RELEVANT SUSTAINABLE GOALS 

Heat and extreme rainfall are chronic threats; cyclones and floods deliver acute shocks

The analysis identifies rising heat and heavier rainfall as the most chronic risks, with tropical cyclones and floodinginflicting severe acute damage. Coal-fired plants face acute vulnerabilities: many rely on large volumes of cooling water and are sited on coastlines, exposing them simultaneously to water scarcity, low river flows, storm surges, flooding, and efficiency losses in extreme heat.
While many utilities acknowledge the risks, action remains limited. Of the eight companies that disclosed forward-looking adaptation plans, none reported adaptation-related capital or operational expenditure, and only two set measurable targets. The utilities facing the highest average annual losses are India’s NTPC Ltd, Malaysia’s Tenaga Nasional, and Indonesia’s PT Perusahaan Listrik Negara (PLN). Grouped by jurisdiction, the estimated impact on listed companies’ market capitalization ranges from 3% to 32%.

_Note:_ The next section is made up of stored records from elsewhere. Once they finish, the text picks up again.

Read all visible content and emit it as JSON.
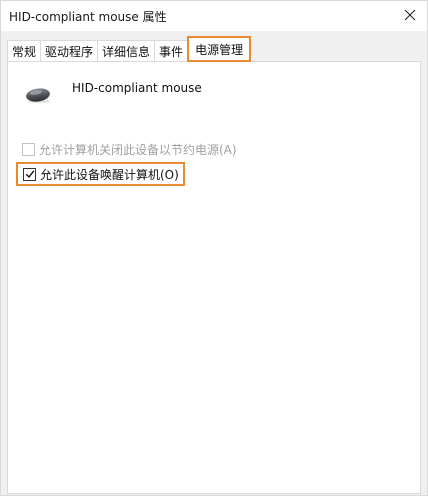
{
  "window": {
    "title": "HID-compliant mouse 属性"
  },
  "tabs": [
    {
      "label": "常规"
    },
    {
      "label": "驱动程序"
    },
    {
      "label": "详细信息"
    },
    {
      "label": "事件"
    },
    {
      "label": "电源管理"
    }
  ],
  "active_tab": "电源管理",
  "device": {
    "name": "HID-compliant mouse",
    "icon": "mouse-icon"
  },
  "options": {
    "allow_turn_off": {
      "label": "允许计算机关闭此设备以节约电源(A)",
      "checked": false,
      "enabled": false
    },
    "allow_wake": {
      "label": "允许此设备唤醒计算机(O)",
      "checked": true,
      "enabled": true
    }
  },
  "colors": {
    "highlight": "#e98a2e",
    "disabled_text": "#a0a0a0"
  }
}
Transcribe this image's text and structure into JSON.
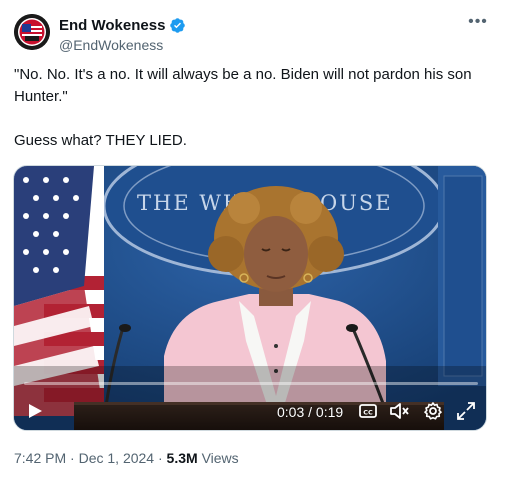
{
  "author": {
    "display_name": "End Wokeness",
    "handle": "@EndWokeness",
    "verified": true
  },
  "tweet": {
    "line1": "\"No. No. It's a no. It will always be a no. Biden will not pardon his son Hunter.\"",
    "line2": "Guess what? THEY LIED."
  },
  "media": {
    "kind": "video",
    "backdrop_text": "THE WHITE HOUSE",
    "backdrop_text_visible": "THE WH",
    "backdrop_text_visible_right": "OUSE",
    "time_display": "0:03 / 0:19",
    "progress_fraction": 0.0,
    "controls": [
      "play-icon",
      "captions-icon",
      "mute-icon",
      "settings-icon",
      "fullscreen-icon"
    ]
  },
  "footer": {
    "time": "7:42 PM",
    "separator": "·",
    "date": "Dec 1, 2024",
    "views_count": "5.3M",
    "views_label": "Views"
  },
  "colors": {
    "text_primary": "#0f1419",
    "text_secondary": "#536471",
    "verified_blue": "#1d9bf0",
    "backdrop_blue": "#1d4b86"
  }
}
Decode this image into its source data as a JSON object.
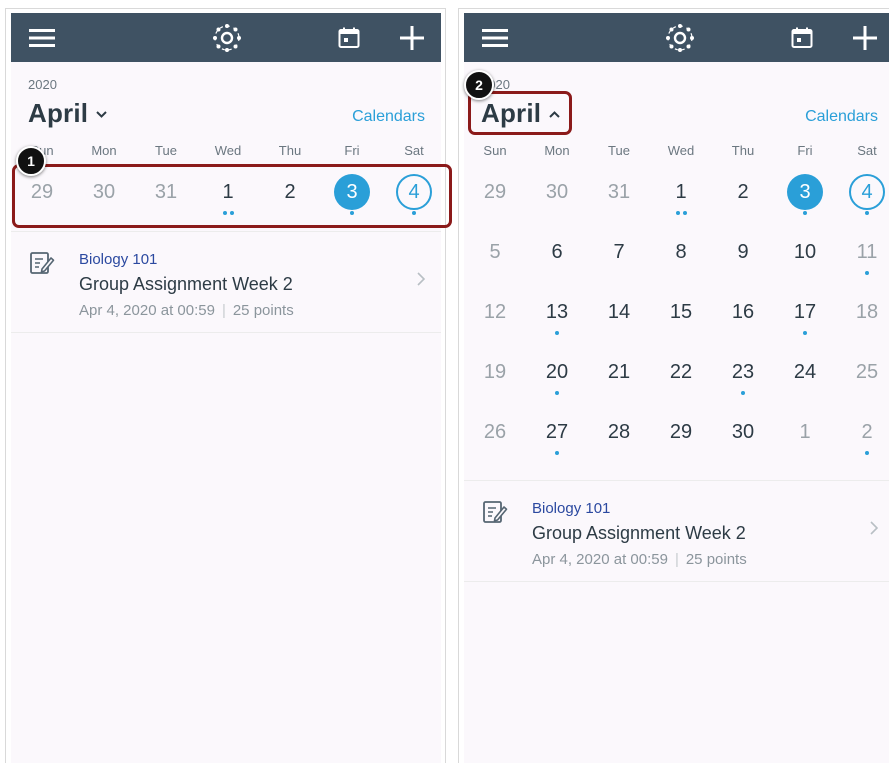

‘Not a distant threat’: calls to embed resilience

“This analysis has highlighted that climate hazards are not a distant threat — they’re already imposing billions in costs on Asia’s energy companies and their customers,” said AIGCC Chief Executive Rebecca Mikula-Wright. “By embedding resilience into planning and investment decisions, we can protect critical infrastructure, safeguard communities, and ensure reliable energy for decades to come.”
 
“Assessing physical risk demands a location-specific lens that distinguishes asset-level vulnerabilities and enables targeted resilience strategies,” added Linda-Eling Lee, founding director of the MSCI Institute. “For owners and operators of critical infrastructure, addressing these localized risks is essential for safeguarding long-term value and ensuring continuity of energy systems.”
What utilities should do now :
  • Quantify and disclose physical risks: Conduct asset-level, forward-looking assessments detailing assumptions, scenarios, and financial implications.
  • Work with governments on resilience: Align protection standards, coordinate adaptation investments, and map interdependent risks.
  • Embed adaptation into transition plans: Integrate resilience into decarbonisation strategies and capital allocation, with board-level oversight.
Policy priorities for governments and regulators:
  • Strengthen corporate resilience disclosures: Require ISSB-aligned reporting on asset-level risks, financial impacts, and planned adaptation measures.
  • Integrate utility risks into national adaptation plans: Define minimum resilience standards and coordinate financing mechanisms.
  • Address regional and systemic risks: Use platforms such as ASEAN to support cross-border planning, data sharing, and blended finance.
How institutional investors can bend the risk curve:
  • Engage on adaptation governance: Encourage boards to prioritise resilience and support system-wide collaboration.
  • Demand greater climate-risk transparency: Push for disclosure of scenario assumptions, financial impacts, and resilience-related capex and opex.
  • Tailor engagement to asset-level exposure: Evaluate whether companies’ risk assessments and planned investments match the scale of vulnerabilities.
From heat waves to storm surges, climate hazards are already eroding the value and reliability of Asia’s power systems. Without deep emissions cuts and targeted investments in resilience, the region’s annual losses could swell by a third by 2050. The report’s message is unambiguous: utilities, policymakers, and investors must treat adaptation as core infrastructure — quantified, financed, disclosed, and embedded in every transition plan.